Models of incremental interpretation

Edward Stabler, UCLA

 

 

Fluent speech is typically understood "incrementally", word-by-word, with syntactic and other ambiguities resolved at the earliest possible point (as evidenced by recent studies from Tanenhaus et al., for example).  This is often taken as favoring "constraint-based" over "modular" processing theories.  But there really is no "constraint-based" alternative to "modular" syntax that can account for performance data.  And second, it is a mistake to think that traditional modular approaches have trouble allowing the incremental, word-by-word influence of discourse and other factors in language recognition.
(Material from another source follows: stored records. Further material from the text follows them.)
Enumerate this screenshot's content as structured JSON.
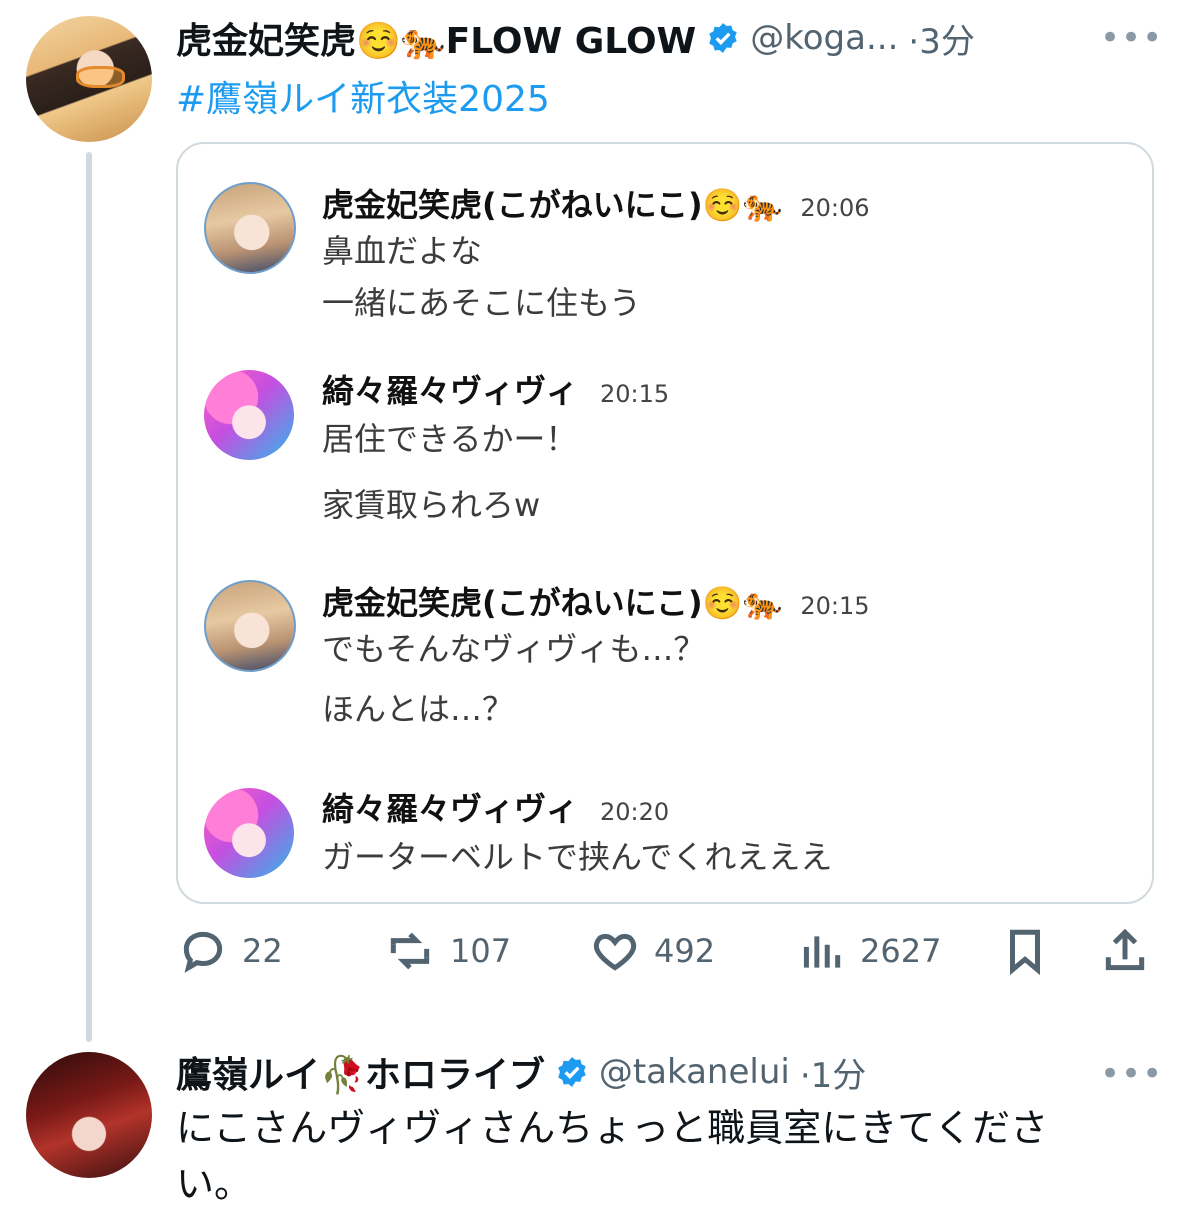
{
  "tweet": {
    "author_name": "虎金妃笑虎☺️🐅FLOW GLOW",
    "author_handle": "@koga...",
    "time": "·3分",
    "hashtag": "#鷹嶺ルイ新衣装2025",
    "more": "•••",
    "quote_messages": [
      {
        "sender": "虎金妃笑虎(こがねいにこ)☺️🐅",
        "time": "20:06",
        "lines": [
          "鼻血だよな",
          "一緒にあそこに住もう"
        ],
        "avatar": "tiger"
      },
      {
        "sender": "綺々羅々ヴィヴィ",
        "time": "20:15",
        "lines": [
          "居住できるかー！",
          "家賃取られろw"
        ],
        "avatar": "vivi"
      },
      {
        "sender": "虎金妃笑虎(こがねいにこ)☺️🐅",
        "time": "20:15",
        "lines": [
          "でもそんなヴィヴィも…？",
          "ほんとは…？"
        ],
        "avatar": "tiger"
      },
      {
        "sender": "綺々羅々ヴィヴィ",
        "time": "20:20",
        "lines": [
          "ガーターベルトで挟んでくれえええ"
        ],
        "avatar": "vivi"
      }
    ],
    "actions": {
      "reply_count": "22",
      "retweet_count": "107",
      "like_count": "492",
      "view_count": "2627"
    }
  },
  "reply": {
    "author_name": "鷹嶺ルイ🥀ホロライブ",
    "author_handle": "@takanelui",
    "time": "·1分",
    "more": "•••",
    "text": "にこさんヴィヴィさんちょっと職員室にきてください。"
  },
  "colors": {
    "accent": "#1d9bf0",
    "secondary_text": "#536471",
    "border": "#cfd9de"
  },
  "icons": [
    "verified-badge-icon",
    "reply-icon",
    "retweet-icon",
    "like-icon",
    "views-icon",
    "bookmark-icon",
    "share-icon",
    "more-icon"
  ]
}
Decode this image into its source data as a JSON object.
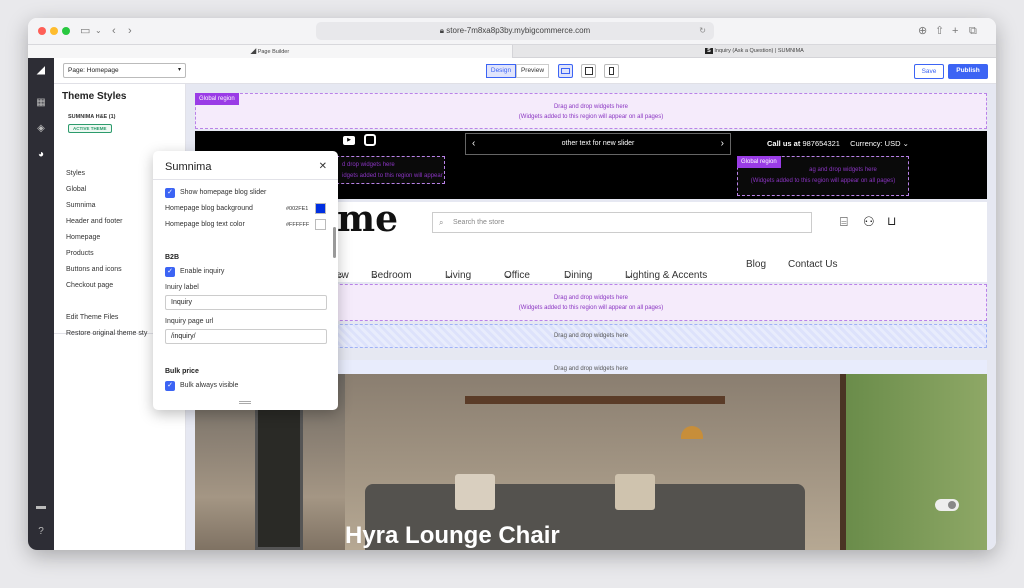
{
  "browser": {
    "url": "store-7m8xa8p3by.mybigcommerce.com",
    "tabs": [
      {
        "label": "Page Builder"
      },
      {
        "label": "Inquiry (Ask a Question) | SUMNIMA"
      }
    ]
  },
  "topbar": {
    "page_select": "Page: Homepage",
    "design_label": "Design",
    "preview_label": "Preview",
    "save_label": "Save",
    "publish_label": "Publish"
  },
  "sidebar": {
    "title": "Theme Styles",
    "theme_name": "SUMNIMA H&E (1)",
    "active_badge": "ACTIVE THEME",
    "items": [
      "Styles",
      "Global",
      "Sumnima",
      "Header and footer",
      "Homepage",
      "Products",
      "Buttons and icons",
      "Checkout page"
    ],
    "edit_files": "Edit Theme Files",
    "restore": "Restore original theme sty"
  },
  "panel": {
    "title": "Sumnima",
    "show_blog_slider": "Show homepage blog slider",
    "blog_bg_label": "Homepage blog background",
    "blog_bg_value": "#002FE1",
    "blog_text_label": "Homepage blog text color",
    "blog_text_value": "#FFFFFF",
    "b2b_heading": "B2B",
    "enable_inquiry": "Enable inquiry",
    "inquiry_label_caption": "Inuiry label",
    "inquiry_label_value": "Inquiry",
    "inquiry_url_caption": "Inquiry page url",
    "inquiry_url_value": "/inquiry/",
    "bulk_heading": "Bulk price",
    "bulk_visible": "Bulk always visible"
  },
  "canvas": {
    "global_region": "Global region",
    "drag_text": "Drag and drop widgets here",
    "global_note": "(Widgets added to this region will appear on all pages)",
    "drag_partial": "ag and drop widgets here",
    "drag_partial_left": "d drop widgets here",
    "note_partial_left": "idgets added to this region will appear on all pages)",
    "slider_text": "other text for new slider",
    "call_label": "Call us at",
    "phone": "987654321",
    "currency": "Currency: USD",
    "logo_partial": "me",
    "search_placeholder": "Search the store",
    "nav": [
      "ew",
      "Bedroom",
      "Living",
      "Office",
      "Dining",
      "Lighting & Accents",
      "Blog",
      "Contact Us"
    ],
    "hero_title": "Hyra Lounge Chair"
  },
  "colors": {
    "accent": "#3c64f4",
    "global": "#9a3ce6",
    "blog_bg": "#002FE1"
  }
}
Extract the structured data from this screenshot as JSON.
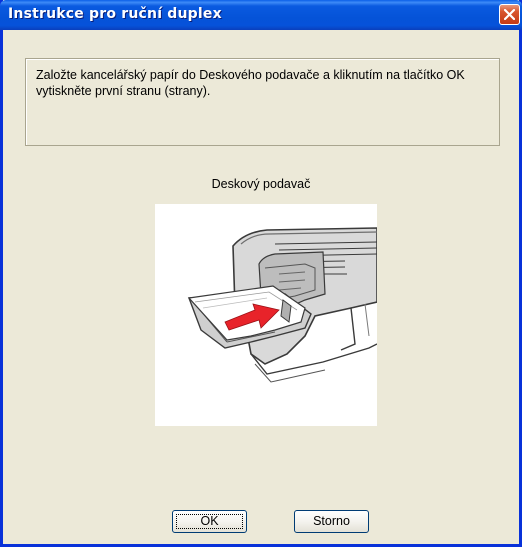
{
  "window": {
    "title": "Instrukce pro ruční duplex"
  },
  "instructions": {
    "text": "Založte kancelářský papír do Deskového podavače a kliknutím na tlačítko OK vytiskněte první stranu (strany)."
  },
  "illustration": {
    "label": "Deskový podavač"
  },
  "buttons": {
    "ok_label": "OK",
    "cancel_label": "Storno"
  },
  "colors": {
    "titlebar": "#0553D8",
    "window_background": "#ECE9D8",
    "close_button": "#D8552E",
    "arrow": "#E8232A"
  }
}
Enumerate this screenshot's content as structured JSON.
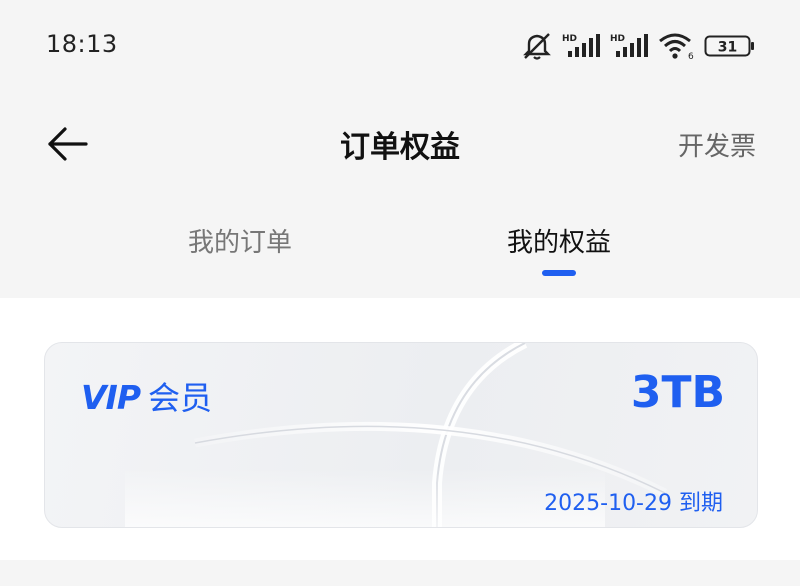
{
  "status_bar": {
    "time": "18:13",
    "icons": [
      "mute-icon",
      "hd-signal-icon",
      "hd-signal-icon",
      "wifi-icon",
      "battery-icon"
    ],
    "network_label_1": "HD",
    "network_label_2": "HD",
    "wifi_sub": "6",
    "battery": "31"
  },
  "nav": {
    "back_icon": "arrow-left-icon",
    "title": "订单权益",
    "invoice": "开发票"
  },
  "tabs": {
    "items": [
      {
        "label": "我的订单",
        "active": false
      },
      {
        "label": "我的权益",
        "active": true
      }
    ],
    "accent": "#1f5ff0"
  },
  "vip_card": {
    "logo": "VIP",
    "title": "会员",
    "capacity": "3TB",
    "expiry": "2025-10-29 到期",
    "accent": "#1f5ff0"
  }
}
The latter point is demonstrated here by exhibiting a traditional, modular model in which discourse and non-linguistic factors are used incrementally.

 

After briefly sketching a range of well-understood parsing models for minimalist syntax, this paper will show how one variety of these allows incremental recognition, allowing assessment of the current parse at a very fine grain, so that non-syntactic (e.g. discourse, background) factors can select among the (modular, syntactically defined) options "immediately."  The proposed models have a very simple structure and exhibit performance apparently compatible with recent psycholinguistic studies, but they require an ability to interpret partial structures, and a departure from some prominent 'minimalist' proposals about semantics (from Heim&Kratzer, von Stechow, and others).